24 aralık 1215: hamdi çavuş'la müzakere ettim, moğol denen bir milletin atlılarıymış bunlar. "nasıl girdiler köye bre çavuş!" diye gürledim "kuzeydeki surlarımız, daş duvarlarımız nicedir!" öfkemi zor dizginledim. hamdi çavuş mırın kırın etti "konuş bre!" dedim. "köylüler... " dedi. "nolmuş köylülere, bre anlat!". "köylüler beyim" dedi "odun odun diye ağaçları kese kese surların etrafındaki ağaçları kesmişler, moğol da o açıklıktan girmiş" dedi. tiksiniyorum şu köyden. şu belayı defedelim, alayının köküne kibrit suyu dökeceğim.

25 aralık 1215: moğol atlısı nicedir dört dönüyor. pikemanlerimiz man at armlarımız kafire işlemez oldu. putperestler dört nala hızla kaçıyorlar. town center ve kulelerin etrafındaki binalara ilişemez oldular ancak tarlalar ve evler harap oldu. deli ibrağam'ı sordurttum, workshop'ta mahsur dediler. kurtar bizi ya Rab!

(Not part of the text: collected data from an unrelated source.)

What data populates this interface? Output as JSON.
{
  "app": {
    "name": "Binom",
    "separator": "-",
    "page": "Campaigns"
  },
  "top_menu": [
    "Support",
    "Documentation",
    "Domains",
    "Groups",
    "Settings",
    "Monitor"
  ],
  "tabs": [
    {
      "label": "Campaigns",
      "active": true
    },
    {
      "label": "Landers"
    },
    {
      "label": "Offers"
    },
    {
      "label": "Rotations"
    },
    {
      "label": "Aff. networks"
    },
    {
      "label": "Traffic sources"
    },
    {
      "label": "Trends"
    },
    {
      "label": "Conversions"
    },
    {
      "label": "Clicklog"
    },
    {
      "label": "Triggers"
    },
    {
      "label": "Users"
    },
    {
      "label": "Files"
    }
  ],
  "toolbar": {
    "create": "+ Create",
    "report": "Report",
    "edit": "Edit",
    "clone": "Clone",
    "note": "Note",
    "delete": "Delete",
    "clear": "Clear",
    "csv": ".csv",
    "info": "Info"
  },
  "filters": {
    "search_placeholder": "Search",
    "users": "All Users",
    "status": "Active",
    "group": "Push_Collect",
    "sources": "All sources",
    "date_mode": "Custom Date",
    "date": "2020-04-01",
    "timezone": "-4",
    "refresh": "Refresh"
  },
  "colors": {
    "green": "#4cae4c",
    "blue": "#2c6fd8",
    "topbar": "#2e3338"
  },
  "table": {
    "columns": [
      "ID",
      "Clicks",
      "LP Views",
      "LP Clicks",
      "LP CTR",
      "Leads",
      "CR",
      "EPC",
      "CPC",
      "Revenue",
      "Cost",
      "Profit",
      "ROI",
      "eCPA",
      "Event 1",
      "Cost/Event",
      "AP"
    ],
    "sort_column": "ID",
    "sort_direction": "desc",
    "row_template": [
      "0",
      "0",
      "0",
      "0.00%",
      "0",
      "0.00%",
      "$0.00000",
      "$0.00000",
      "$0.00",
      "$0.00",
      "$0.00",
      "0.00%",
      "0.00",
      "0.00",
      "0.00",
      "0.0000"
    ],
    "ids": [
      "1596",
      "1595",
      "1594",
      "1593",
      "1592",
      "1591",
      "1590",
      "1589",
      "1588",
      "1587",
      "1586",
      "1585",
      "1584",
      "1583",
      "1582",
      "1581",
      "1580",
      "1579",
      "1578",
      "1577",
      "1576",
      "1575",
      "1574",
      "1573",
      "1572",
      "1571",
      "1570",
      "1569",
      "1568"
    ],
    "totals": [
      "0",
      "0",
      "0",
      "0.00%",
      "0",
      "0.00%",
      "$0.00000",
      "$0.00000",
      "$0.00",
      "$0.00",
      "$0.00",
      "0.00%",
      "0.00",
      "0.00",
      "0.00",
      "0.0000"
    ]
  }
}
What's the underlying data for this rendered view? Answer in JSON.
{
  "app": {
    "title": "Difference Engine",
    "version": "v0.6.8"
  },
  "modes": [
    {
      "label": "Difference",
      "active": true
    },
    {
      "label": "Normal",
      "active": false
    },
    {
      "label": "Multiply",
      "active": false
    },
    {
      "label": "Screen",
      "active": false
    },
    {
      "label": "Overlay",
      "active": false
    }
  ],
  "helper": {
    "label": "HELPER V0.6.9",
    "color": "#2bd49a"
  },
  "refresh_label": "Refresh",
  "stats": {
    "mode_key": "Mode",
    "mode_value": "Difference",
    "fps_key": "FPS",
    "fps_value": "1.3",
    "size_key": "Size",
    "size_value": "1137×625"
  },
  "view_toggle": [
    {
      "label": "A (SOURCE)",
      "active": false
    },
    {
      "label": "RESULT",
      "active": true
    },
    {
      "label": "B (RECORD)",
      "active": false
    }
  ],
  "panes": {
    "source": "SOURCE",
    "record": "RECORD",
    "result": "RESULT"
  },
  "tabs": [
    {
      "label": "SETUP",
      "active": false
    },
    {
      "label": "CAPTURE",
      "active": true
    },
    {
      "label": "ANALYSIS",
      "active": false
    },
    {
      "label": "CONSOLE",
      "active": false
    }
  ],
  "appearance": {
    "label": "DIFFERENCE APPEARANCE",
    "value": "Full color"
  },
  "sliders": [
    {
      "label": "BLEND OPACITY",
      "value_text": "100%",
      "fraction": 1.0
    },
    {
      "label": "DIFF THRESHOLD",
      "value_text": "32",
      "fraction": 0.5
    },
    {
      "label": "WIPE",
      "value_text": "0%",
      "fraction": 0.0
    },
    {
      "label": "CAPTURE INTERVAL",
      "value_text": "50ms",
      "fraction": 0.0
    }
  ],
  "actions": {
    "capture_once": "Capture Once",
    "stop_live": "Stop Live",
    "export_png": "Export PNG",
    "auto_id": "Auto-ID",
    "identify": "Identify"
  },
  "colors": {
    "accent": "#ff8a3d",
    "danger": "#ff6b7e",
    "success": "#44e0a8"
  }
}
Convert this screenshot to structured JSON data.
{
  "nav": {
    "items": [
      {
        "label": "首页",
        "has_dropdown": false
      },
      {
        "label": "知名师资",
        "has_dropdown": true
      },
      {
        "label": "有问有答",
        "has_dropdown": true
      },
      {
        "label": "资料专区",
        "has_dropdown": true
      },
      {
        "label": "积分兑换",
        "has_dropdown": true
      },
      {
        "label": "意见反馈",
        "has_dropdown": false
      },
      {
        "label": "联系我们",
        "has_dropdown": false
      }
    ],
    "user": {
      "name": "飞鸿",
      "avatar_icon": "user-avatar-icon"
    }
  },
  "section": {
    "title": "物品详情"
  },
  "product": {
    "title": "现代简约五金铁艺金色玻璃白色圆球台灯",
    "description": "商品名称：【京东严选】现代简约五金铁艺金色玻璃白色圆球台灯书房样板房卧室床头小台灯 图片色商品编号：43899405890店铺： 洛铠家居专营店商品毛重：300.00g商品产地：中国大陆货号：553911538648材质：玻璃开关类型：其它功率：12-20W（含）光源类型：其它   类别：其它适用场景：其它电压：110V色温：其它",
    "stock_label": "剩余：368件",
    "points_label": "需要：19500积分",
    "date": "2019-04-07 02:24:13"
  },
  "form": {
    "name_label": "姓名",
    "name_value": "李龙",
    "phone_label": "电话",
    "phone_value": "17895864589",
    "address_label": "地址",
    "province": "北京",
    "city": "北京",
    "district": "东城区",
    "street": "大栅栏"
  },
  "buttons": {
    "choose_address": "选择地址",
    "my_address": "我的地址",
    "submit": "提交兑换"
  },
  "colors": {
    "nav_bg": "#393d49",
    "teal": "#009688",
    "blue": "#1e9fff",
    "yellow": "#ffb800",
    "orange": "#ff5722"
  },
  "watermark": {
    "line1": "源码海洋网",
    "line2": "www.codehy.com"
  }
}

27 aralık 1215: şafakla beraber bir cenktir gidiyor. her yer toz duman. kuzey duvardaki açıklıktan pempe üniformalı yiğitler geleyazdı. moğol ile cenk edeler. aralarında tarkanların lideri tarkan'ı tanıdım. yiğit delikanlı. benim kız da gözünü pencereden alamaz oldu. hamdi bey'e konuyu açtım "ahdiniz var beyim, briton kralının kellesi... " diyecek oldu. ya sabır çekip uzaklaştım.

29 aralık 1215: hun yiğitleri moğolu güney duvarda kıstırıp harap ettiler. at üstünde er, omuz üstünde baş komadılar. halk sokağa döküldü. odunları çıkarttırdım, evler ve tarlalar yeniden yapıla buyurdum. tarkanları ziyafete buyur ettim. elyıns önerdiler. "elyıns nedir?" dedim, ittifak imiş. seve sev kabul eyledim. bir anda kalp gözümüz açıldı, tarkan diyarlarını görür olduk. celal efendi hayra yordu.

30 aralık 1215: bir yılı daha devirdik bu ecnebi diyarlarda. şükürler olsun.